Slip and Fall at Work: Can I Get Compensation?

Oxenham v  Protector Aluminium P/L [2016] QDC 312 is a recent decision of the District Court of Queensland that illustrates that even where a duty is owed by an employer to take reasonable care not to expose an employee to unnecessary risks of injury, a Plaintiff must actually prove factual causation that such breach of duty was the cause of injury.


The Plaintiff was employed by the Defendant and suffered from a workplace injury following a slip from the water under the sole of his work boots, when undertaking a manoeuvre in the toilet cubicle to obtain a toilet roll from a nearby sink. The Plaintiff alleged that the presence of water under his boots was due to the leaking fridge where he obtained his drink. He pursued a claim for a breach of contract in relation to an implied term of the employment contract obliging the Defendant to take all reasonable steps to avoid foreseeable risk of injury.

The Decision

Justice Long held that the defendant employer did owe the plaintiff a non-delegable duty to take reasonable measures to protect the Plaintiff from the dangers of his tasks and to take reasonable care to avoid exposing him to unnecessary risks of injury.

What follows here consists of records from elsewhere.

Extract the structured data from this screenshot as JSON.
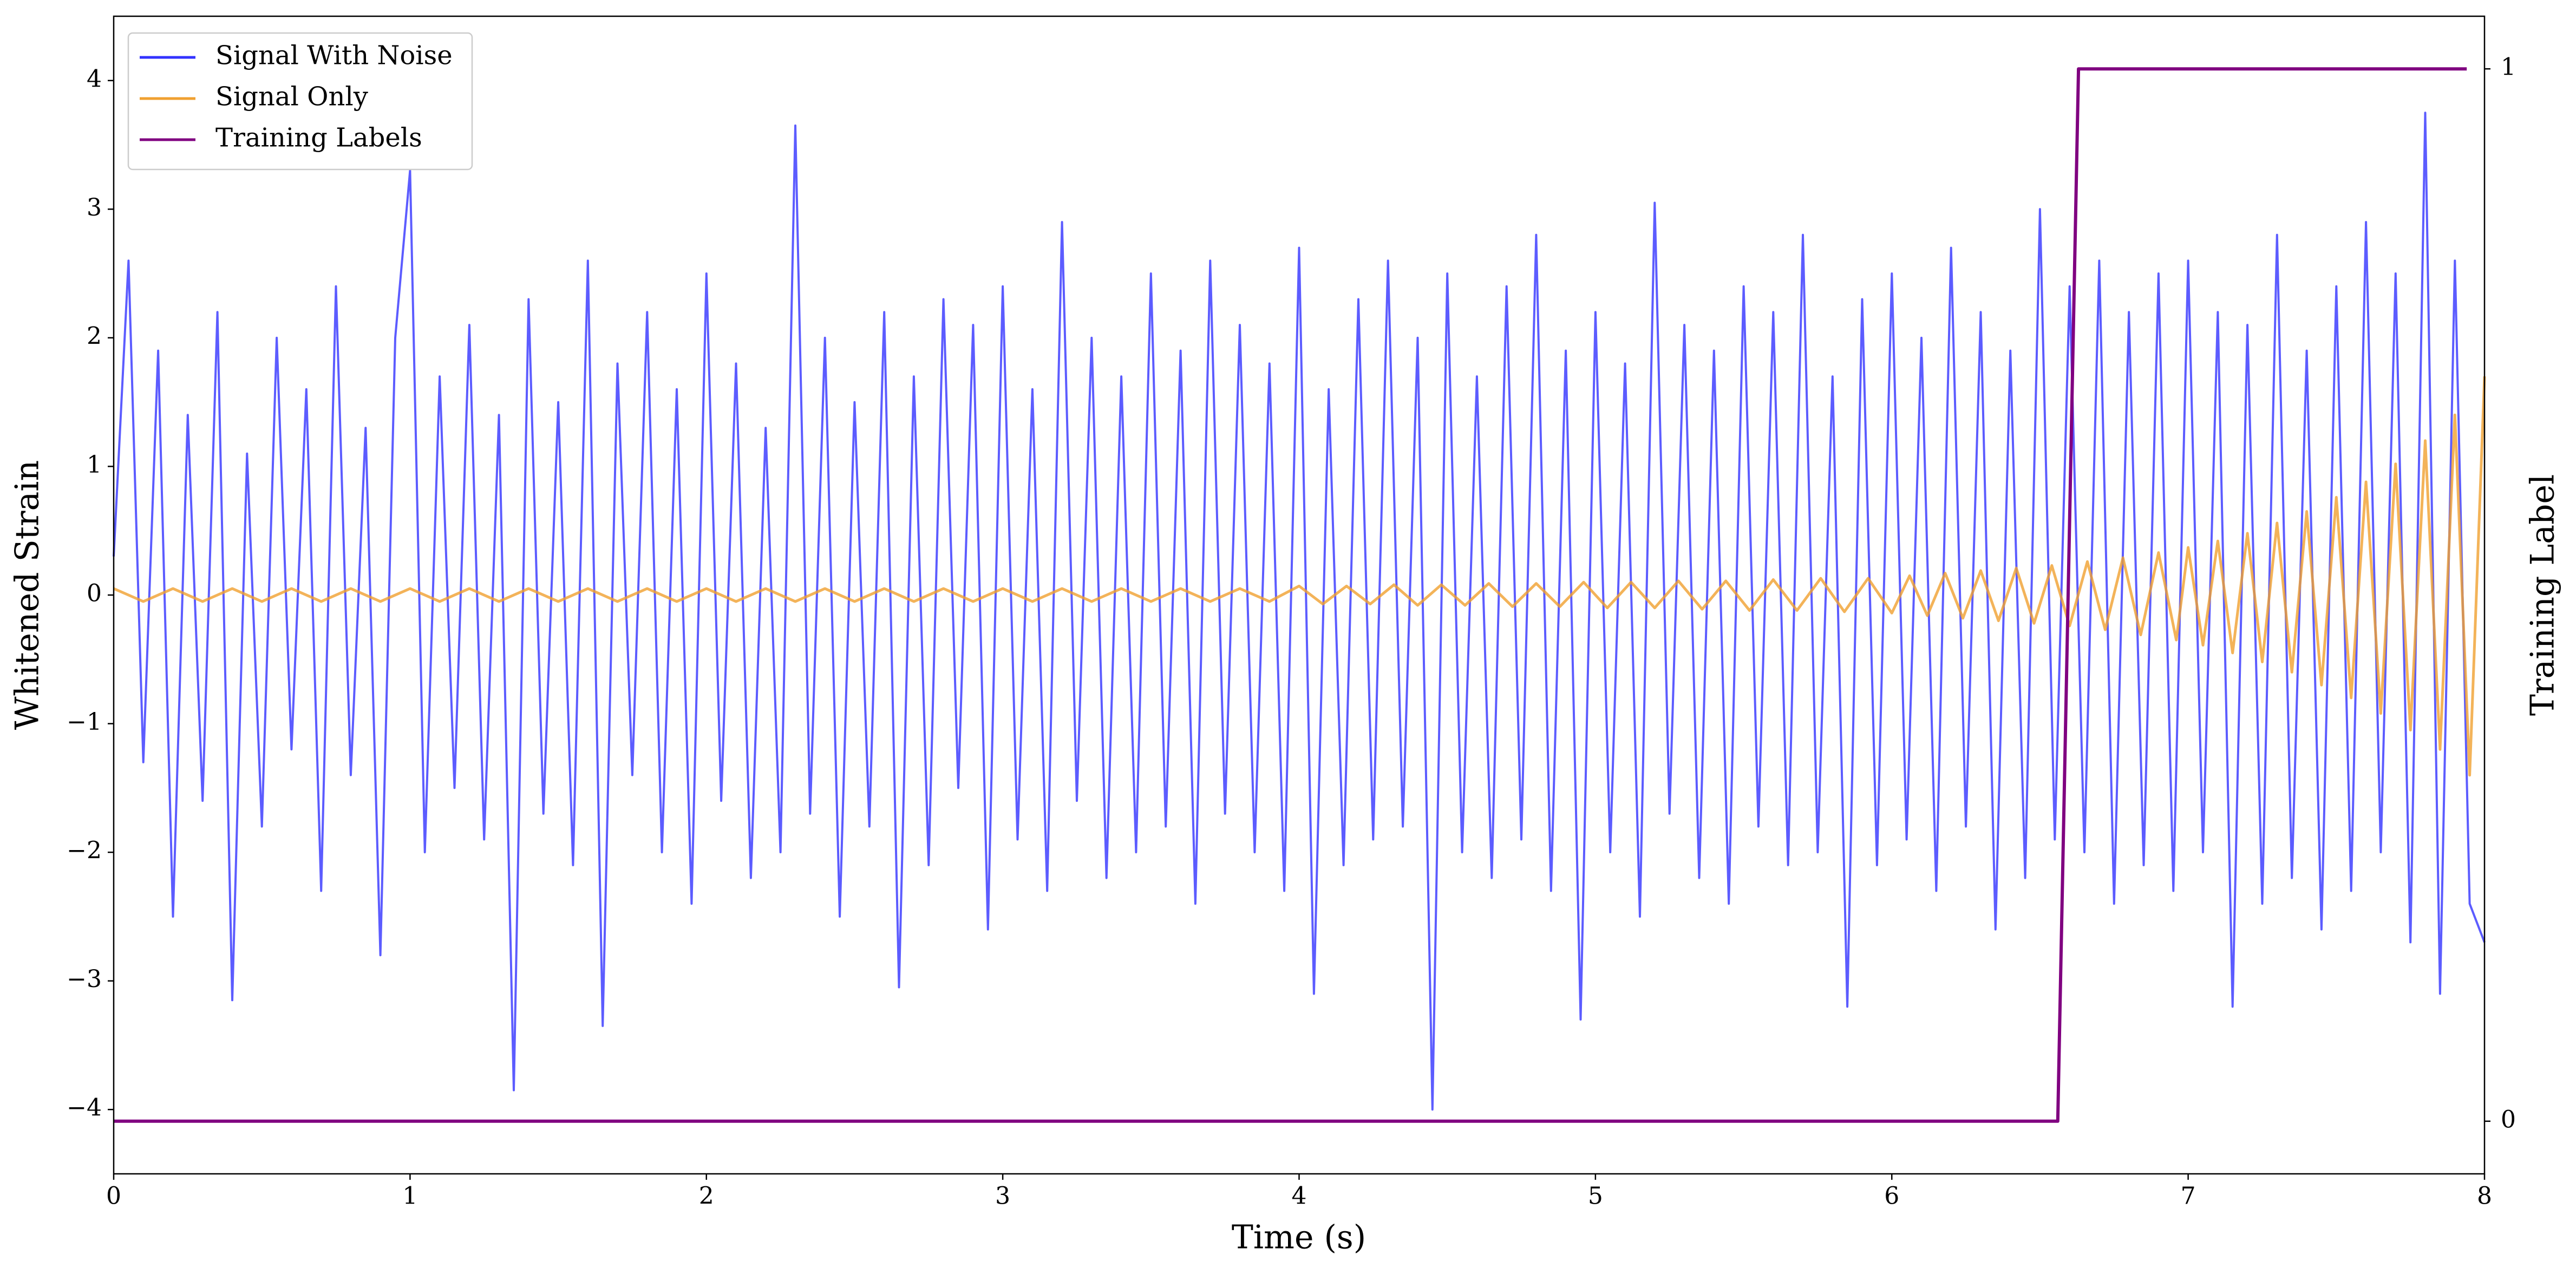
{
  "chart_data": {
    "type": "line",
    "xlabel": "Time (s)",
    "ylabel": "Whitened Strain",
    "y2label": "Training Label",
    "xlim": [
      0,
      8
    ],
    "ylim": [
      -4.5,
      4.5
    ],
    "y2lim": [
      -0.05,
      1.05
    ],
    "xticks": [
      0,
      1,
      2,
      3,
      4,
      5,
      6,
      7,
      8
    ],
    "yticks": [
      {
        "value": -4,
        "label": "−4"
      },
      {
        "value": -3,
        "label": "−3"
      },
      {
        "value": -2,
        "label": "−2"
      },
      {
        "value": -1,
        "label": "−1"
      },
      0,
      1,
      2,
      3,
      4
    ],
    "y2ticks": [
      0,
      1
    ],
    "legend": "upper left",
    "series": [
      {
        "name": "Signal With Noise",
        "color": "#3333ff",
        "x": [
          0,
          0.05,
          0.1,
          0.15,
          0.2,
          0.25,
          0.3,
          0.35,
          0.4,
          0.45,
          0.5,
          0.55,
          0.6,
          0.65,
          0.7,
          0.75,
          0.8,
          0.85,
          0.9,
          0.95,
          1,
          1.05,
          1.1,
          1.15,
          1.2,
          1.25,
          1.3,
          1.35,
          1.4,
          1.45,
          1.5,
          1.55,
          1.6,
          1.65,
          1.7,
          1.75,
          1.8,
          1.85,
          1.9,
          1.95,
          2,
          2.05,
          2.1,
          2.15,
          2.2,
          2.25,
          2.3,
          2.35,
          2.4,
          2.45,
          2.5,
          2.55,
          2.6,
          2.65,
          2.7,
          2.75,
          2.8,
          2.85,
          2.9,
          2.95,
          3,
          3.05,
          3.1,
          3.15,
          3.2,
          3.25,
          3.3,
          3.35,
          3.4,
          3.45,
          3.5,
          3.55,
          3.6,
          3.65,
          3.7,
          3.75,
          3.8,
          3.85,
          3.9,
          3.95,
          4,
          4.05,
          4.1,
          4.15,
          4.2,
          4.25,
          4.3,
          4.35,
          4.4,
          4.45,
          4.5,
          4.55,
          4.6,
          4.65,
          4.7,
          4.75,
          4.8,
          4.85,
          4.9,
          4.95,
          5,
          5.05,
          5.1,
          5.15,
          5.2,
          5.25,
          5.3,
          5.35,
          5.4,
          5.45,
          5.5,
          5.55,
          5.6,
          5.65,
          5.7,
          5.75,
          5.8,
          5.85,
          5.9,
          5.95,
          6,
          6.05,
          6.1,
          6.15,
          6.2,
          6.25,
          6.3,
          6.35,
          6.4,
          6.45,
          6.5,
          6.55,
          6.6,
          6.65,
          6.7,
          6.75,
          6.8,
          6.85,
          6.9,
          6.95,
          7,
          7.05,
          7.1,
          7.15,
          7.2,
          7.25,
          7.3,
          7.35,
          7.4,
          7.45,
          7.5,
          7.55,
          7.6,
          7.65,
          7.7,
          7.75,
          7.8,
          7.85,
          7.9,
          7.95,
          8
        ],
        "values": [
          0.3,
          2.6,
          -1.3,
          1.9,
          -2.5,
          1.4,
          -1.6,
          2.2,
          -3.15,
          1.1,
          -1.8,
          2.0,
          -1.2,
          1.6,
          -2.3,
          2.4,
          -1.4,
          1.3,
          -2.8,
          2.0,
          3.3,
          -2.0,
          1.7,
          -1.5,
          2.1,
          -1.9,
          1.4,
          -3.85,
          2.3,
          -1.7,
          1.5,
          -2.1,
          2.6,
          -3.35,
          1.8,
          -1.4,
          2.2,
          -2.0,
          1.6,
          -2.4,
          2.5,
          -1.6,
          1.8,
          -2.2,
          1.3,
          -2.0,
          3.65,
          -1.7,
          2.0,
          -2.5,
          1.5,
          -1.8,
          2.2,
          -3.05,
          1.7,
          -2.1,
          2.3,
          -1.5,
          2.1,
          -2.6,
          2.4,
          -1.9,
          1.6,
          -2.3,
          2.9,
          -1.6,
          2.0,
          -2.2,
          1.7,
          -2.0,
          2.5,
          -1.8,
          1.9,
          -2.4,
          2.6,
          -1.7,
          2.1,
          -2.0,
          1.8,
          -2.3,
          2.7,
          -3.1,
          1.6,
          -2.1,
          2.3,
          -1.9,
          2.6,
          -1.8,
          2.0,
          -4.0,
          2.5,
          -2.0,
          1.7,
          -2.2,
          2.4,
          -1.9,
          2.8,
          -2.3,
          1.9,
          -3.3,
          2.2,
          -2.0,
          1.8,
          -2.5,
          3.05,
          -1.7,
          2.1,
          -2.2,
          1.9,
          -2.4,
          2.4,
          -1.8,
          2.2,
          -2.1,
          2.8,
          -2.0,
          1.7,
          -3.2,
          2.3,
          -2.1,
          2.5,
          -1.9,
          2.0,
          -2.3,
          2.7,
          -1.8,
          2.2,
          -2.6,
          1.9,
          -2.2,
          3.0,
          -1.9,
          2.4,
          -2.0,
          2.6,
          -2.4,
          2.2,
          -2.1,
          2.5,
          -2.3,
          2.6,
          -2.0,
          2.2,
          -3.2,
          2.1,
          -2.4,
          2.8,
          -2.2,
          1.9,
          -2.6,
          2.4,
          -2.3,
          2.9,
          -2.0,
          2.5,
          -2.7,
          3.75,
          -3.1,
          2.6,
          -2.4,
          -2.7
        ]
      },
      {
        "name": "Signal Only",
        "color": "#f0a030",
        "x": [
          0,
          0.1,
          0.2,
          0.3,
          0.4,
          0.5,
          0.6,
          0.7,
          0.8,
          0.9,
          1,
          1.1,
          1.2,
          1.3,
          1.4,
          1.5,
          1.6,
          1.7,
          1.8,
          1.9,
          2,
          2.1,
          2.2,
          2.3,
          2.4,
          2.5,
          2.6,
          2.7,
          2.8,
          2.9,
          3,
          3.1,
          3.2,
          3.3,
          3.4,
          3.5,
          3.6,
          3.7,
          3.8,
          3.9,
          4,
          4.08,
          4.16,
          4.24,
          4.32,
          4.4,
          4.48,
          4.56,
          4.64,
          4.72,
          4.8,
          4.88,
          4.96,
          5.04,
          5.12,
          5.2,
          5.28,
          5.36,
          5.44,
          5.52,
          5.6,
          5.68,
          5.76,
          5.84,
          5.92,
          6,
          6.06,
          6.12,
          6.18,
          6.24,
          6.3,
          6.36,
          6.42,
          6.48,
          6.54,
          6.6,
          6.66,
          6.72,
          6.78,
          6.84,
          6.9,
          6.96,
          7,
          7.05,
          7.1,
          7.15,
          7.2,
          7.25,
          7.3,
          7.35,
          7.4,
          7.45,
          7.5,
          7.55,
          7.6,
          7.65,
          7.7,
          7.75,
          7.8,
          7.85,
          7.9,
          7.95,
          8
        ],
        "values": [
          0.05,
          -0.05,
          0.05,
          -0.05,
          0.05,
          -0.05,
          0.05,
          -0.05,
          0.05,
          -0.05,
          0.05,
          -0.05,
          0.05,
          -0.05,
          0.05,
          -0.05,
          0.05,
          -0.05,
          0.05,
          -0.05,
          0.05,
          -0.05,
          0.05,
          -0.05,
          0.05,
          -0.05,
          0.05,
          -0.05,
          0.05,
          -0.05,
          0.05,
          -0.05,
          0.05,
          -0.05,
          0.05,
          -0.05,
          0.05,
          -0.05,
          0.05,
          -0.05,
          0.07,
          -0.07,
          0.07,
          -0.07,
          0.08,
          -0.08,
          0.08,
          -0.08,
          0.09,
          -0.09,
          0.09,
          -0.09,
          0.1,
          -0.1,
          0.1,
          -0.1,
          0.11,
          -0.11,
          0.11,
          -0.12,
          0.12,
          -0.12,
          0.13,
          -0.13,
          0.13,
          -0.14,
          0.15,
          -0.16,
          0.17,
          -0.18,
          0.19,
          -0.2,
          0.21,
          -0.22,
          0.23,
          -0.24,
          0.26,
          -0.27,
          0.29,
          -0.31,
          0.33,
          -0.35,
          0.37,
          -0.39,
          0.42,
          -0.45,
          0.48,
          -0.52,
          0.56,
          -0.6,
          0.65,
          -0.7,
          0.76,
          -0.8,
          0.88,
          -0.92,
          1.02,
          -1.05,
          1.2,
          -1.2,
          1.4,
          -1.4,
          1.7
        ]
      },
      {
        "name": "Training Labels",
        "color": "#800080",
        "axis": "y2",
        "x": [
          0,
          6.56,
          6.63,
          7.94
        ],
        "values": [
          0,
          0,
          1,
          1
        ]
      }
    ]
  }
}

The issues before His Honour were whether the Plaintiff had established on the balance of probabilities that the defendant:

  • Breached the duty owed to him; and
  • Caused the Plaintiff to suffer injuries in which damages were sought.

Consideration was given to the General Principles in s 305B and s 305C of the Workers’ Compensation and Rehabilitation Act 2003 (Qld) (WCRA)

305B General principles

(1) A person does not breach a duty to take precautions against a risk of injury to a worker unless—

  1. the risk was foreseeable (that is, it is a risk of which the person knew or ought reasonably to have known); and
  2. the risk was not insignificant; and
  3. in the circumstances, a reasonable person in the position of the person would have taken the precautions.

(2) In deciding whether a reasonable person would have taken precautions against a risk of injury, the court is to consider the following (among other relevant things)—

  1. the probability that the injury would occur if care were not taken;
  2. the likely seriousness of the injury;
  3. the burden of taking precautions to avoid the risk of injury.

305C Other principles

In a proceeding relating to liability for a breach of duty—

  1. the burden of taking precautions to avoid a risk of injury includes the burden of taking precautions to avoid similar risks of injury for which the person may be responsible; and
  2. the fact that a risk of injury could have been avoided by doing something in a different way does not of itself give rise to or affect liability for the way in which the thing was done; and
  3. the subsequent taking of action that would (had the action been taken earlier) have avoided a risk of injury does not of itself give rise to or affect liability in relation to the risk and does not of itself constitute an admission of liability in connection with the risk.

His Honour concluded that a breach of the defendant’s duty of care had been established, accepting the evidence that the defendant allowed a situation to continue, and inappropriately addressed the situation by allowing the water to leak and spread onto the tiled floor, which presented a risk of slippage.

In respect of the requirements of s 305B of the WCRA, His Honour found that the risk of someone slipping and suffering injury was foreseeable, that such risk was both real and not insignificant, and that a reasonable employer would have taken precaution given the nature of the expedient and inexpensive solution of fixing the fridge seal.

However, the Judge concluded that the Plaintiff’s case failed to establish causation under s 305D of WCRA:

305D General principles

(1) A decision that a breach of duty caused particular injury comprises the following elements—

(a) the breach of duty was a necessary condition of the occurrence of the injury (factual causation).

The concession made by the Plaintiff that he had not noticed his relatively new boots slipping on the tiled surface as he travelled the approximate distance of 6 metres to the toilet outlined impossibility of factual causation, that the Plaintiff fell and was injured in the toilet cubicle due to the remaining presence of at least some of that water on the sole of his boot.


This case demonstrates the critical importance for a Plaintiff to prove factual causation for an injury. Despite a finding that the employer owed a duty of care not to expose the Plaintiff to unnecessary risk of harm in the workplace, and subsequently breached that duty, the courts will not act favourably towards a Plaintiff where they cannot establish that the breach was a necessary condition of the occurrence of their injury.